Chain of Targeted Verification Questions to Improve the Reliability of Code Generated by LLMs
Sylvain Kouemo Ngassom, Arghavan Moradi Dakhel, Florian Tambon, Foutse Khomh
TL;DR
This work addresses the reliability gap in code produced by LLM-based assistants by introducing a self-refinement pipeline that uses a chain of targeted Verification Questions (VQs) to localize and repair bugs in initial LLM-generated code without test cases. The method operates on the AST of the code to identify bug-prone nodes associated with patterns like Wrong Attribute and Hallucinated Object, generating and rephrasing VQ templates and repairing via ChatGPT with few-shot prompts. Empirical evaluation on the CoderEval Python tasks shows substantial reductions in targeted errors (up to 62%) and increases in runnable code (about 13%), with a modest false-positive rate around 12% when starting from correct code. The approach offers a model- and test-case-agnostic pathway to improve LLM code reliability and could be extended to additional bug patterns and languages, enhancing developer trust and efficiency in AI-assisted coding.
Abstract
LLM-based assistants, such as GitHub Copilot and ChatGPT, have the potential to generate code that fulfills a programming task described in a natural language description, referred to as a prompt.
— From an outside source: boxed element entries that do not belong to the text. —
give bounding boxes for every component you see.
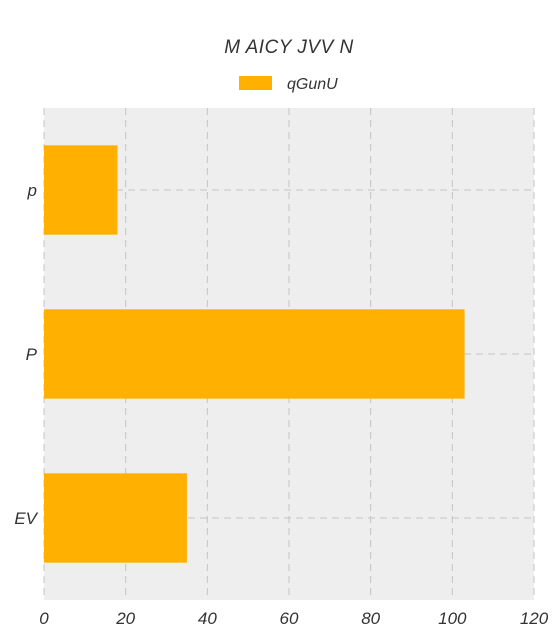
bar <box>44 145 118 234</box>
y-tick-label: p <box>27 181 37 200</box>
legend: qGunU <box>239 76 338 93</box>
x-tick-label: 120 <box>520 609 549 628</box>
x-axis-ticks: 0 20 40 60 80 100 120 <box>39 609 548 628</box>
x-tick-label: 80 <box>361 609 380 628</box>
y-tick-label: P <box>26 345 38 364</box>
x-tick-label: 20 <box>115 609 135 628</box>
x-tick-label: 100 <box>438 609 467 628</box>
y-axis-ticks: p P EV <box>14 181 38 528</box>
x-tick-label: 40 <box>198 609 217 628</box>
legend-swatch <box>239 76 272 90</box>
bar <box>44 309 465 398</box>
y-tick-label: EV <box>14 509 38 528</box>
bar <box>44 473 187 562</box>
chart-title: M AICY JVV N <box>224 37 354 58</box>
x-tick-label: 60 <box>280 609 299 628</box>
legend-label: qGunU <box>287 76 338 93</box>
x-tick-label: 0 <box>39 609 49 628</box>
The widespread accessibility of these assistants enables users with diverse backgrounds to generate code and integrate it into software projects. However, studies show that code generated by LLMs is prone to bugs and may miss various corner cases in task specifications. Presenting such buggy code to users can impact their reliability and trust in LLM-based assistants. Moreover, significant efforts are required by the user to detect and repair any bug present in the code, especially if no test cases are available. In this study, we propose a self-refinement method aimed at improving the reliability of code generated by LLMs by minimizing the number of bugs before execution, without human intervention, and in the absence of test cases. Our approach is based on targeted Verification Questions (VQs) to identify potential bugs within the initial code. These VQs target various nodes within the Abstract Syntax Tree (AST) of the initial code, which have the potential to trigger specific types of bug patterns commonly found in LLM-generated code. Finally, our method attempts to repair these potential bugs by re-prompting the LLM with the targeted VQs and the initial code. Our evaluation, based on programming tasks in the CoderEval dataset, demonstrates that our proposed method outperforms state-of-the-art methods by decreasing the number of targeted errors in the code between 21% to 62% and improving the number of executable code instances to 13%.